We then dropped down through the sunken roads and dry stone walls (much like Dartmoor) and into Triacastela. Here we found another shop where you could have a bottle of beer while waiting in line to be served. I was now well enough to join in this tradition.

After Triacastela we pressed on through pleasant countryside to Saria where we gathered together with other walkers to decide where to stay. No one was sure where the refugio was so our party had a very late lunch (3.30) while some others went to enquire about accommodation. It then started raining very heavily and a very wet girl came in from the refugio to tell us that it was already full and there were not even any mattresses left for the floor.

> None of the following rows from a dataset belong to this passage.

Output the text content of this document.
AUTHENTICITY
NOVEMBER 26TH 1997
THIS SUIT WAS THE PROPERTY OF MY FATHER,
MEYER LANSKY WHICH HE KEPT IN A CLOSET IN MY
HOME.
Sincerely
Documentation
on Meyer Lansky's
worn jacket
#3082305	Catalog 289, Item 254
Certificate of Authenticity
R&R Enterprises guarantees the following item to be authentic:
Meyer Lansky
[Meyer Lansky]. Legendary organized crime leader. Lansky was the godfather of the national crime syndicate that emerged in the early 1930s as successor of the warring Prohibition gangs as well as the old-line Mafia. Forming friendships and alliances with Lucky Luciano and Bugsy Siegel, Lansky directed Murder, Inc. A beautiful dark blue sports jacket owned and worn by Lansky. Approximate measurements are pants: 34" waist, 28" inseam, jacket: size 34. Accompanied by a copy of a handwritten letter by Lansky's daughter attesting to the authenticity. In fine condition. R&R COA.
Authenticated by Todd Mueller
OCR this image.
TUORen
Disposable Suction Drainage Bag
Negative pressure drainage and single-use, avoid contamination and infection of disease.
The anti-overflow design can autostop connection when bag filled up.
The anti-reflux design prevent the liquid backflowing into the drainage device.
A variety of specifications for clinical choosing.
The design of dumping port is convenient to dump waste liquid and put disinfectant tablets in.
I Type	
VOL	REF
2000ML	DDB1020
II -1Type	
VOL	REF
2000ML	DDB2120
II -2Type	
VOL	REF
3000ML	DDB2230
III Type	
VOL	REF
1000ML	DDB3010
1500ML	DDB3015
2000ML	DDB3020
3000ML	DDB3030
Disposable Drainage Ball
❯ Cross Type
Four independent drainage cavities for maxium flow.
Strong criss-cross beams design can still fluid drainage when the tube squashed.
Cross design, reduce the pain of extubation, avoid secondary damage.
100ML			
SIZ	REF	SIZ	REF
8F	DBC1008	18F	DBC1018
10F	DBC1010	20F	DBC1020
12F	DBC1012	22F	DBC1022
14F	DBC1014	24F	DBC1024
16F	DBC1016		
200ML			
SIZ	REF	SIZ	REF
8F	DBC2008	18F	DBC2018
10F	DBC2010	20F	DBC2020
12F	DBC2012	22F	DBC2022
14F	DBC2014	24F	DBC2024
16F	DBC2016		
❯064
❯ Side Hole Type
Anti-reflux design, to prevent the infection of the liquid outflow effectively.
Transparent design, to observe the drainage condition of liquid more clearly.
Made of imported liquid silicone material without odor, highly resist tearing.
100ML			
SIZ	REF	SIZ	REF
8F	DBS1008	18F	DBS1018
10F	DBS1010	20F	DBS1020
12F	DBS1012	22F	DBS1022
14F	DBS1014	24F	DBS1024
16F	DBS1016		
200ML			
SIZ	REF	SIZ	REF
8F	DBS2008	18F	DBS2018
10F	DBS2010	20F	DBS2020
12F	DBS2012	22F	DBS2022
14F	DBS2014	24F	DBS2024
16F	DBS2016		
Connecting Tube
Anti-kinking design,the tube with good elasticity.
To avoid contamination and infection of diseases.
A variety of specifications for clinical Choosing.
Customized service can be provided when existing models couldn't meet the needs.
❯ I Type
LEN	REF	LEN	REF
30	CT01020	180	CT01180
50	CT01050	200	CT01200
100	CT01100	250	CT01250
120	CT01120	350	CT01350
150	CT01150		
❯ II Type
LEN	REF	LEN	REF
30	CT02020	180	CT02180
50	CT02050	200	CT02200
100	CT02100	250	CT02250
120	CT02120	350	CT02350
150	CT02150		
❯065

Our party then split up with some going to a hostal and four of us, Oscar, Tomas, Santi and myself walking on to the next refugio at Barbadelo (about 1½ hours). There was no shop or bar here but we had eaten a substantial meal in Saria and were carrying enough food for a snack.

Alto do poio

Our stay here coincided with a general election in Spain and the refugio was also the polling station for the village. During the evening we had a constant stream of visitors coming in to vote and also question us about our journeys and home towns. We had a very pleasant evening in this small, friendly village.

Fonfria

2002. This was a nice cool day for walking the ridge and the injured members of our gang were easily able to keep up with us. After a coffee break in a bar at Alto do Poio, and fruit juice soon after in an interesting looking restaurant in Fonfria, we dropped down through the country lanes to Triacastela. Here we gathered in our stragglers in the first bar in town from which we could see that the refugio was not yet open.

Triacastela

Most of us decided to move on to Samos so, after a quick snack we set off following the road alongside the river towards the monastery. The Camino eventually left the road and there were a few hilly tracks before Samos. As we approached the monastery we were told by pilgrims who were moving on that the refugio was crowded (40 to a room) and not in good condition so some of us booked rooms in the hotel across the road from the monastery.

Samos

We were having a siesta before attending vespers and mass when a violent hailstorm with thunder broke out. We were very lucky not to be caught out in this and it was only a short dash across the road for the service. Not many monks seem to be in residence but the singing was reinforced by local people and was very nice.

Samos refugio

Afterwards we all gathered for a meal in the dining room of the hotel and had for sweet Torta de Santiago, a flat almond cake with brandy soaked into the base. Since we were now in Galicia we also had to get used to finishing a meal with orujo (aguardiente).

Samos

The rain continued during the night so we all had to pack damp laundry in the morning.

Next morning six of us gathered for breakfast in the hotel resulting in our latest start yet. It was almost 9am before we set out and soon spread out along the way to Saria. I was last on the road because I had to wait for the bank to open as the automatic cash machine was offline.

In Saria it took a little time for our group to find one another but we eventually wound up in an internet café to catch up on e-mails over a couple of beers and to shelter from the rain. After a meal most of us set off for Barbadelo leaving two behind. Brent (from North Carolina) was waiting for his sister to arrive by train and Lindsey was tired.

Refugio at Barbadelo

Once again we claimed the last bunks in the small refuge and were able to hang out our damp clothes under a shelter. The rain of the last two days had left us with too many clothes for the existing lines so we had to tie together bootlaces to accommodate the excess.

Our afternoon siesta was curtailed when we discovered a mobile snack bar parked outside the refugio so we lashed together two double bunks for an ad hoc party. The smallest of the party (Judith) was sent outside at regular intervals for more wine but then we heard about the restaurant which had opened in a farmhouse about 200 metres up the road.

We all adjourned to Pedro’s restaurant for huge soups (Caldo Gallego) and samples of his home made orujo (his photo was on the label). By the time we left to gather in our laundry (still wet) we were all quite merry.